The actor also told PEOPLE that ‘Young Sheldon’ star Iain Armitage “doesn’t need any” advice as he moves beyond the beloved sitcom
For Jim Parsons, playing Sheldon Cooper is the gift that keeps on giving.
The actor — who played The Big Bang Theory’s lovable, geeky lead for 12 seasons from 2007 to 2019 — is stepping back into his shoes for the May 16 series finale of the spinoff series Young Sheldon, which he says he’s honored to do.
Speaking with PEOPLE ahead of the 2024 Tony Awards — where he is up for best performance by an actor in a featured role in a play for his role in Mother Play — Parsons, 51, said reprising the role, particularly alongside former costar Mayim Bialik, was “really special, actually.”
Parsons, who is an executive producer and narrator for Young Sheldon, was at peace with his off-screen-only role in the Big Bang Theory spinoff, but the way the finale was written changed his mind entirely, he said.

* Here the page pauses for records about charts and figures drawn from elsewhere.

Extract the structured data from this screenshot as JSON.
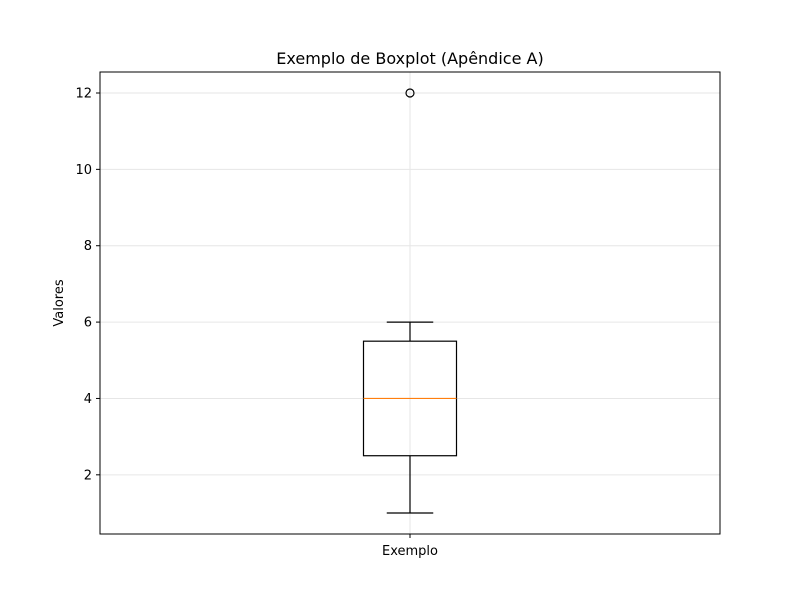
{
  "chart_data": {
    "type": "boxplot",
    "title": "Exemplo de Boxplot (Apêndice A)",
    "xlabel": "",
    "ylabel": "Valores",
    "categories": [
      "Exemplo"
    ],
    "boxes": [
      {
        "category": "Exemplo",
        "whisker_low": 1,
        "q1": 2.5,
        "median": 4,
        "q3": 5.5,
        "whisker_high": 6,
        "outliers": [
          12
        ]
      }
    ],
    "y_ticks": [
      2,
      4,
      6,
      8,
      10,
      12
    ],
    "ylim": [
      0.45,
      12.55
    ],
    "grid": true,
    "colors": {
      "box": "#000000",
      "median": "#ff7f0e",
      "grid": "#e6e6e6",
      "axes": "#000000"
    }
  }
}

“I felt a slight hesitancy when they first asked, just as I thought, I don’t really want to go revisit the character,” he told PEOPLE. “But the way that they wrote it in was I thought so beautiful that it ended up being like this little extra coda or whatever to my experience with the character.”
“It was this gift of a second layer of losing it out in a way that I had never seen coming, and it was a real treat,” he added.
When asked if he has any advice for 15-year-old Iain Armitage, who has portrayed Sheldon’s younger iteration since he was 9, Parsons said, “Oh God, no.”
“It’s such a different experience for him, and he’s so smart. He doesn’t need any,” the Hidden Figures actor continued. “He’s got good guidance. He and his mother, they’re just fantastic.”
“So, he’ll be fine. God knows what he’ll do,” Parsons said, adding, “He could do anything.”
Reflecting on what lies ahead, Armitage (who first auditioned for Young Sheldon at 8) told PEOPLE he wants to take on a project that is the “exact opposite end of the spectrum” of his role on the period sitcom.
“It’s funny, because I’ve had so much fun getting to do this character for seven awesome years that it would be cool to do something … just completely different from Sheldon in every way,” he told PEOPLE.
Whether it’s an action, sci-fi or drama project, he just wants to do “something super different and weird.”
And, in a video from the set of the sitcom’s finale shared with PEOPLE, both Sheldons reflected on the first time they crossed paths as Armitage was getting his footing on Young Sheldon.
“It’s pretty crazy to watch old episodes of my voice sound so high and I’m so little,” said Armitage.
“He was so arrestingly charming,” Parsons added of the teen actor. “Immediately [you] just couldn’t take your eyes off.”